Cette semaine, l’Union des Villes et Communes de Wallonie a annoncé la création d’un réseau des élues locales. Une initiative soutenue par le ministre wallon des Droits des femmes.
L'idée est de renforcer la place et le rôle des élues dans la vie politique locale, de favoriser des parcours politiques durables et d’encourager l’émergence de nouveaux leaderships féminins au niveau local.
Pourtant, la place des femmes en politique ne devrait plus jamais être un sujet de discussion. Car tant qu’on en discutera, tant que ce genre d’initiative sera nécessaire, c’est qu’on considère qu’il y a matière à débat. Et pour que ce débat disparaisse de la sphère sociopolitique, il faut prendre des mesures qui assurent qu’un jour, peut-être, cela devienne un non-sujet.
Pourquoi cette différence de traitement entre hommes et femmes ?
;C’est avant tout le regard que nous, hommes, portons sur les femmes qui se lancent en politique qui induit une sorte de remise en cause, fût-elle inconsciente, soit de leurs capacités, soit de leur motivation. Un regard totalement biaisé par des siècles de domination masculine sur les appareils du pouvoir.
Et les avancées réalisées depuis 100 ans dans la reconnaissance de cette évidence — le rôle fondamental des femmes en politique ou dans la réflexion sociale et citoyenne — cachent très mal les résistances farouches d’une bonne partie des hommes à l’accession des femmes aux responsabilités.
Certains, aujourd’hui, en 2026, ne se contentent pas en effet de remettre en cause la place des femmes en politique, mais les agressent parfois verbalement. Y compris au sein même des enceintes politiques comme les parlements ou les conseils communaux. Sexisme ordinaire, allusions salaces, dénigrement. « Retourne dans ta cuisine », « Va t’occuper de tes gosses ». Récemment, la ministre flamande du Logement, de l’Énergie et du Climat, du Tourisme et de la Jeunesse est la cible de commentaires haineux en ligne, suite à l’annonce de son congé maternité.
En direct ou bien au chaud derrière leur PC, dans l’anonymat des réseaux sociaux qui, décidément, permettent tout, les attaques envers les femmes politiques continuent de se multiplier. Et la tendance actuelle au regain de masculinisme datant d’un autre âge n’est pas là pour arranger les choses.
Alors qu’on pourrait espérer, au XXIe siècle, ne plus en parler, il faut au contraire taper sur le clou, légiférer, garantir que la place des femmes en politique, mais aussi leurs conditions de travail au sein même des institutions, soient renforcées et même sanctuarisées. C’est désolant, mais c’est ainsi. Il y a eu les quotas sur les listes électorales, mais aussi au sein des parlements, des gouvernements, des collèges communaux.

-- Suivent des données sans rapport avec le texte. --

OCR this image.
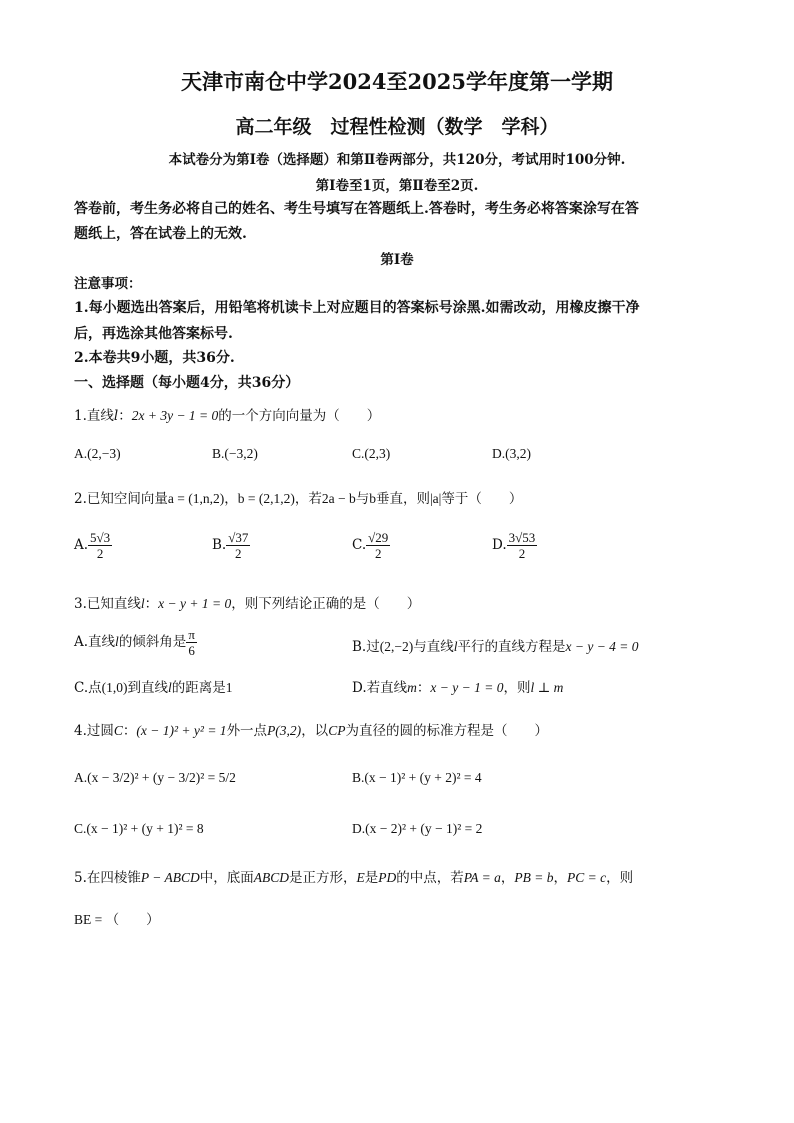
天津市南仓中学2024至2025学年度第一学期
高二年级　过程性检测（数学　学科）
本试卷分为第Ⅰ卷（选择题）和第Ⅱ卷两部分，共120分，考试用时100分钟.
第Ⅰ卷至1页，第Ⅱ卷至2页.
答卷前，考生务必将自己的姓名、考生号填写在答题纸上.答卷时，考生务必将答案涂写在答
题纸上，答在试卷上的无效.
第Ⅰ卷
注意事项：
1.每小题选出答案后，用铅笔将机读卡上对应题目的答案标号涂黑.如需改动，用橡皮擦干净
后，再选涂其他答案标号.
2.本卷共9小题，共36分.
一、选择题（每小题4分，共36分）
1.直线l：2x + 3y − 1 = 0的一个方向向量为（　　）
A.(2,−3)	B.(−3,2)	C.(2,3)	D.(3,2)
2.已知空间向量a = (1,n,2)，b = (2,1,2)，若2a − b与b垂直，则|a|等于（　　）
A. $\frac{5√3}{2}$	B. $\frac{√37}{2}$	C. $\frac{√29}{2}$	D. $\frac{3√53}{2}$
3.已知直线l：x − y + 1 = 0，则下列结论正确的是（　　）
A.直线l的倾斜角是 $\frac{\pi}{6}$	B.过(2,−2)与直线l平行的直线方程是x − y − 4 = 0
C.点(1,0)到直线l的距离是1	D.若直线m：x − y − 1 = 0，则l ⊥ m
4.过圆C：(x − 1)² + y² = 1外一点P(3,2)，以CP为直径的圆的标准方程是（　　）
A.(x − 3/2)² + (y − 3/2)² = 5/2	B.(x − 1)² + (y + 2)² = 4
C.(x − 1)² + (y + 1)² = 8	D.(x − 2)² + (y − 1)² = 2
5.在四棱锥P − ABCD中，底面ABCD是正方形，E是PD的中点，若PA = a，PB = b，PC = c，则
BE = （　　）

Récemment, une proposition de décret a été adoptée : il y a quelques semaines, grâce à un vote, les élues locales peuvent désormais bénéficier d’une allocation de maternité sans devoir suspendre leur mandat. Et aujourd’hui, ce réseau d’élues locales vient renforcer la place des femmes en politique. Tout cela va dans le bon sens.

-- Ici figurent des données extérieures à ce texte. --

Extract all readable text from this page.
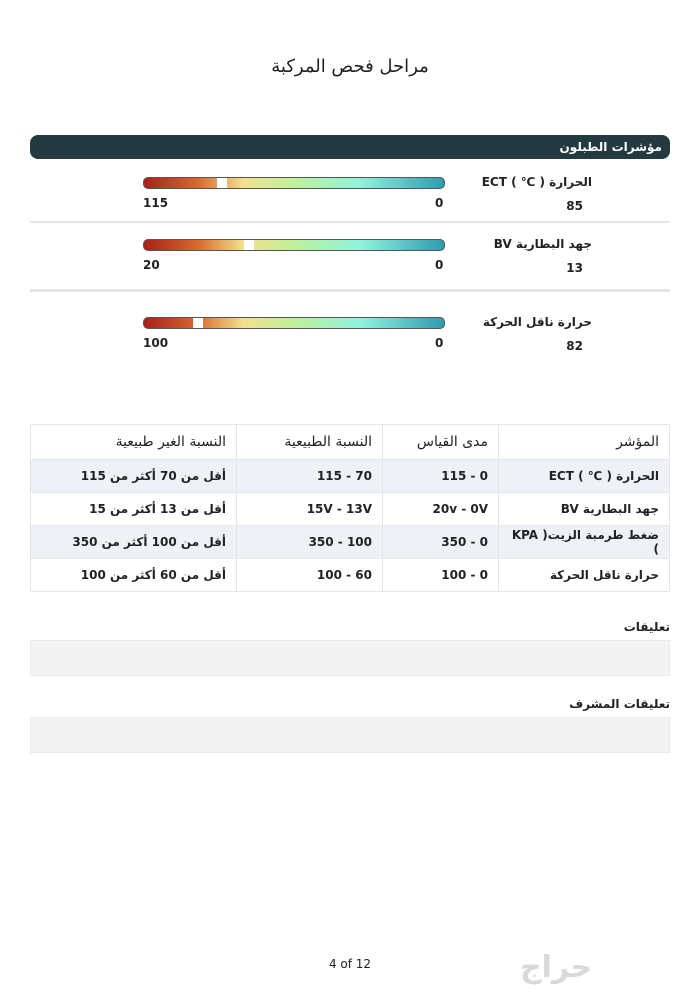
مراحل فحص المركبة
مؤشرات الطبلون
الحرارة ( ℃ ) ECT
85
115	0
جهد البطارية BV
13
20	0
حرارة ناقل الحركة
82
100	0
المؤشر	مدى القياس	النسبة الطبيعية	النسبة الغير طبيعية
الحرارة ( ℃ ) ECT	115 - 0	115 - 70	أقل من 70 أكثر من 115
جهد البطارية BV	20v - 0V	15V - 13V	أقل من 13 أكثر من 15
ضغط طرمبة الزيت( KPA )	350 - 0	350 - 100	أقل من 100 أكثر من 350
حرارة ناقل الحركة	100 - 0	100 - 60	أقل من 60 أكثر من 100
تعليقات
تعليقات المشرف
4 of 12	حراج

Bref, il y a encore du boulot, et pas que sur le plan légal. Mais aussi, et surtout, dans les mentalités. Faute de quoi, comme le dit la chercheuse du CRISP Caroline Sägesser, la dureté de la vie publique risque de n’attirer que des « profils solides, voire asociaux pour survivre ». Et dans le contexte actuel, c’est certainement la dernière chose dont nos démocraties ont besoin.